Marcelo Asteggiano

Personal information
- Full name: Marcelo José Fabián Asteggiano Bertolini
- Date of birth: August 4, 1965 (age 60)
- Place of birth: Rafaela, Argentina

Youth career
- Ben Hur

Senior career*
- Years: Team / Apps / (Gls)
- 1984–1989: Racing / 51 / (1)
- 1989–1990: Cruz Azul
- 1991: Huracán / 9 / (0)
- 1992: Peñarol
- 1993–1994: Universitario de Deportes
- 1995–1998: Sporting Cristal
- 1999–2000: Atlético de Rafaela / 15 / (0)
- 2000: Defensor Sporting
- 2000–2003: Ben Hur / 7 / (1)

Managerial career
- 2005: Sporting Cristal (assistant)
- 2007: Peru (assistant)
- –: César Vallejo
- 2018: Deportivo Coopsol
- 2018: 9 de Julio de Rafaela (youth)
- 2018–: Atlético de Rafaela (youth)

= Marcelo Asteggiano =

Argentine footballer (born 1965)

Marcelo Asteggiano (born 4 August 1965) is an Argentine former footballer, who played as a defender, and a coach.

==Career==
Born in Rafaela, Asteggiano began playing football in local side Club Sportivo Ben Hur's youth system. He made his professional debut in the Argentine Primera División with Racing Club de Avellaneda. After a few seasons with Racing, Asteggiano embarked on a journeyman period where he had brief spells with several clubs, including Cruz Azul and Peñarol. He made his name in Peru, winning the 1993 league title with Club Universitario de Deportes.

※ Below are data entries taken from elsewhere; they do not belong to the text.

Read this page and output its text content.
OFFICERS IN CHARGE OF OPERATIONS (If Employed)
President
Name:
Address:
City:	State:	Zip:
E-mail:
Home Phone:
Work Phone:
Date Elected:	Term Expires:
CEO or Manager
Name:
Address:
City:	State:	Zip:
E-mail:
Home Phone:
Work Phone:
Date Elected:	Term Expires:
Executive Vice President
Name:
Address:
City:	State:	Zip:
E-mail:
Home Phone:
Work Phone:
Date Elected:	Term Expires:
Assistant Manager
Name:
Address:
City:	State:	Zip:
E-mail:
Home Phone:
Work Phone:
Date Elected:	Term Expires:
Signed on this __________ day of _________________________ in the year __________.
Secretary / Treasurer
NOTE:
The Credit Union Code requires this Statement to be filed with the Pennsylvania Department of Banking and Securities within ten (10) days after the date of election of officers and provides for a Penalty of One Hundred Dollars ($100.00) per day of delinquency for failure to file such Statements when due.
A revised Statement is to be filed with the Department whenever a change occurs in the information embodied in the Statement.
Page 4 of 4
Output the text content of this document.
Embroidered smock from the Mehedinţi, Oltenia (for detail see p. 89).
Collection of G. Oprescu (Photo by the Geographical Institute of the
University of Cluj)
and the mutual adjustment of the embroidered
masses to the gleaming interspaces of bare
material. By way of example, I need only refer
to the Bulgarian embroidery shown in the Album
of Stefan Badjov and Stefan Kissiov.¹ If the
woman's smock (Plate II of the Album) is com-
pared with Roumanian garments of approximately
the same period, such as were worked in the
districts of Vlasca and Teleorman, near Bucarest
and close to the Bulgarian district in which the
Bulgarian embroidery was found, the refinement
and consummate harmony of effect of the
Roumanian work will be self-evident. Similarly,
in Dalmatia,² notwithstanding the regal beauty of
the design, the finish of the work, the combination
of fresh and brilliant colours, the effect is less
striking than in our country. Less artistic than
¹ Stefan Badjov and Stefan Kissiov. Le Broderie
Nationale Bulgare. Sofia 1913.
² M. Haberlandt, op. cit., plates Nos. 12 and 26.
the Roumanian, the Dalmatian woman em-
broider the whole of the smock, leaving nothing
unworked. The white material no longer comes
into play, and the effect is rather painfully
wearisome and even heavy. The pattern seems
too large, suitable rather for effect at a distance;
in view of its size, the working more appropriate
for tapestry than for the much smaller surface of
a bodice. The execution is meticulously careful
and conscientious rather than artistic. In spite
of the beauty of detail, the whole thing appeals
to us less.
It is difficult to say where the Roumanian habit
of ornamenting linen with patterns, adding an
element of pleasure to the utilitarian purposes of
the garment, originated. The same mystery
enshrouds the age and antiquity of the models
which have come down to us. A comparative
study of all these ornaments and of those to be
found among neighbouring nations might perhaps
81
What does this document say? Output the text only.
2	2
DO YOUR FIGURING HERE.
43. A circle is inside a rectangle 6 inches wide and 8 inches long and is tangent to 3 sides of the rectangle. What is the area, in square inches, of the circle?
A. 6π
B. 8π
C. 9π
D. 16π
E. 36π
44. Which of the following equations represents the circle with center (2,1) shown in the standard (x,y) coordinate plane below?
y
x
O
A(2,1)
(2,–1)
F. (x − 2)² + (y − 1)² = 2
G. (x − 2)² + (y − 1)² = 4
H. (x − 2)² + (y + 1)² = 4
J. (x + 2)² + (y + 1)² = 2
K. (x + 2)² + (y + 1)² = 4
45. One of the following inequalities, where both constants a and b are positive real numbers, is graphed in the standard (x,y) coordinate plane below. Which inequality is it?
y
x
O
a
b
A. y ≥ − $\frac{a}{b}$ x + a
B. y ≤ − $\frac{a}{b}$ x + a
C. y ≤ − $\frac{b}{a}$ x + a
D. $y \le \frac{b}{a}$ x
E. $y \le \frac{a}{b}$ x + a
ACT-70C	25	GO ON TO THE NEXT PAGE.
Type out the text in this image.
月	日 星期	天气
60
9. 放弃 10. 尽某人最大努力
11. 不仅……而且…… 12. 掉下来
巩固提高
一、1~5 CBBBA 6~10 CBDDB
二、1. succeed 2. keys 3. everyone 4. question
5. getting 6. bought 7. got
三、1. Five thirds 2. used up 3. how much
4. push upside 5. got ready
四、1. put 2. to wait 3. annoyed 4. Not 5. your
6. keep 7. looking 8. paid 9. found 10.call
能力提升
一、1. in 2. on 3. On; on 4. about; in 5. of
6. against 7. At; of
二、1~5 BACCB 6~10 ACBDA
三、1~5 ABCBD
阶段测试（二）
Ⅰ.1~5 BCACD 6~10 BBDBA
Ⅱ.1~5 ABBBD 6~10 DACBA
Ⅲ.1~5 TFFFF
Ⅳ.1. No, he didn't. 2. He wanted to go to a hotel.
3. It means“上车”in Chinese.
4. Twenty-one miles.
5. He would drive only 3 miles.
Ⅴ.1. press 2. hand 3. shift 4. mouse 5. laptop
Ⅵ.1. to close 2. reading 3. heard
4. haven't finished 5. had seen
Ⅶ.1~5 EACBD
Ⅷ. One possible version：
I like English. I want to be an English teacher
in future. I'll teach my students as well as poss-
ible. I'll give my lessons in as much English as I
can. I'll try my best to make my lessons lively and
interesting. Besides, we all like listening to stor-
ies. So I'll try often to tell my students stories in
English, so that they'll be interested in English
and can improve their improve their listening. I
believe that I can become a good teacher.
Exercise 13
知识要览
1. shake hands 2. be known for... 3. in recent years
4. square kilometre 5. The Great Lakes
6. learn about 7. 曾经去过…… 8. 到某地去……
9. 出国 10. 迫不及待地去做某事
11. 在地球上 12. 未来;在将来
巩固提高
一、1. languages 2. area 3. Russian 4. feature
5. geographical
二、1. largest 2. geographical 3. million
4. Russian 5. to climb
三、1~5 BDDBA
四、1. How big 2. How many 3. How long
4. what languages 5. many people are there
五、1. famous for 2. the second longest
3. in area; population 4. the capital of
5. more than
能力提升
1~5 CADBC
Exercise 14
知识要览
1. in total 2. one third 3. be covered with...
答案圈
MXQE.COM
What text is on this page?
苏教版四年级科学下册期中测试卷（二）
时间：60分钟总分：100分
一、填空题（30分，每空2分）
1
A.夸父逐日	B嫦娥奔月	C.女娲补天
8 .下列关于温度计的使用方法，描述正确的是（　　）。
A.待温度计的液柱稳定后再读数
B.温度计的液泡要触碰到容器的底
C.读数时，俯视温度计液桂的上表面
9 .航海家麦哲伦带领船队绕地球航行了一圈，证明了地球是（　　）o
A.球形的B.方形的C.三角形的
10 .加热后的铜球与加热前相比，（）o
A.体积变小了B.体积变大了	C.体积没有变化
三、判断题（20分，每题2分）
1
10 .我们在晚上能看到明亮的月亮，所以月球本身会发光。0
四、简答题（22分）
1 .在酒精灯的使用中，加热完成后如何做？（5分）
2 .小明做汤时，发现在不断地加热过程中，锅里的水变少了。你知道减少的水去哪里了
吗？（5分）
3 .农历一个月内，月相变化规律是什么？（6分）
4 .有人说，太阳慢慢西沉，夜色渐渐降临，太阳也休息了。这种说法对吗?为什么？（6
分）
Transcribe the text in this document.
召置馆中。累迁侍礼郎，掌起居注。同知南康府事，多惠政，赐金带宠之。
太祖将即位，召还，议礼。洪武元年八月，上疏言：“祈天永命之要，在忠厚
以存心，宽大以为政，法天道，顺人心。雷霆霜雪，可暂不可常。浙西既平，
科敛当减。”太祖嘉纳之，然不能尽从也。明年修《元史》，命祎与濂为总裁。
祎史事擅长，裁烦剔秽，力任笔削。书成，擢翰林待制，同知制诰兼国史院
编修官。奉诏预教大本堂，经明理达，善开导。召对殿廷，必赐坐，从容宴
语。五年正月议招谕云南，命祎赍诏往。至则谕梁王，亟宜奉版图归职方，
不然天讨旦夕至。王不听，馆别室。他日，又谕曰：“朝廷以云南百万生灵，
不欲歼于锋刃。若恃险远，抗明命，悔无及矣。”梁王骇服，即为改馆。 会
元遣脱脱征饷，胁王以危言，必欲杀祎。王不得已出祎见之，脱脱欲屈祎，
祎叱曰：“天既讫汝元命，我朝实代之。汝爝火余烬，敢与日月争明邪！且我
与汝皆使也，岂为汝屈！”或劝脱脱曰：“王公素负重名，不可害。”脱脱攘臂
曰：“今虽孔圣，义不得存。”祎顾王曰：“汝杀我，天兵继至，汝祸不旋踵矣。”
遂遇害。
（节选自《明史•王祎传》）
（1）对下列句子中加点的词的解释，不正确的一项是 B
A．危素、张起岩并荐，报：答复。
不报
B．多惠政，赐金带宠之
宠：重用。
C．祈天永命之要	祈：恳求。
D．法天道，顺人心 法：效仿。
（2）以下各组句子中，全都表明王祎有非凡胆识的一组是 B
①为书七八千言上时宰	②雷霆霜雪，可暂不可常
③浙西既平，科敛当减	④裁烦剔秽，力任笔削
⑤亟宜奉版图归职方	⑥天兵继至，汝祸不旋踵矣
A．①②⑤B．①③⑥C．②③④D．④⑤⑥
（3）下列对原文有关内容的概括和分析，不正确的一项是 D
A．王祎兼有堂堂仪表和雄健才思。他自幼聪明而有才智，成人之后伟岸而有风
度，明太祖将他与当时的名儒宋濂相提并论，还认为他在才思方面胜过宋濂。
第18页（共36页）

After he retired from playing, Asteggiano began a career as a football coach. He was an assistant to José del Solar at Sporting Cristal, as the club won the 2005 league title. He later would become assistant to del Solar when he managed the Peru national football team. Asteggiano was appointed manager of Club Deportivo Universidad César Vallejo and Deportivo Coopsol before returning to Argentina to manage youth sides of his hometown clubs.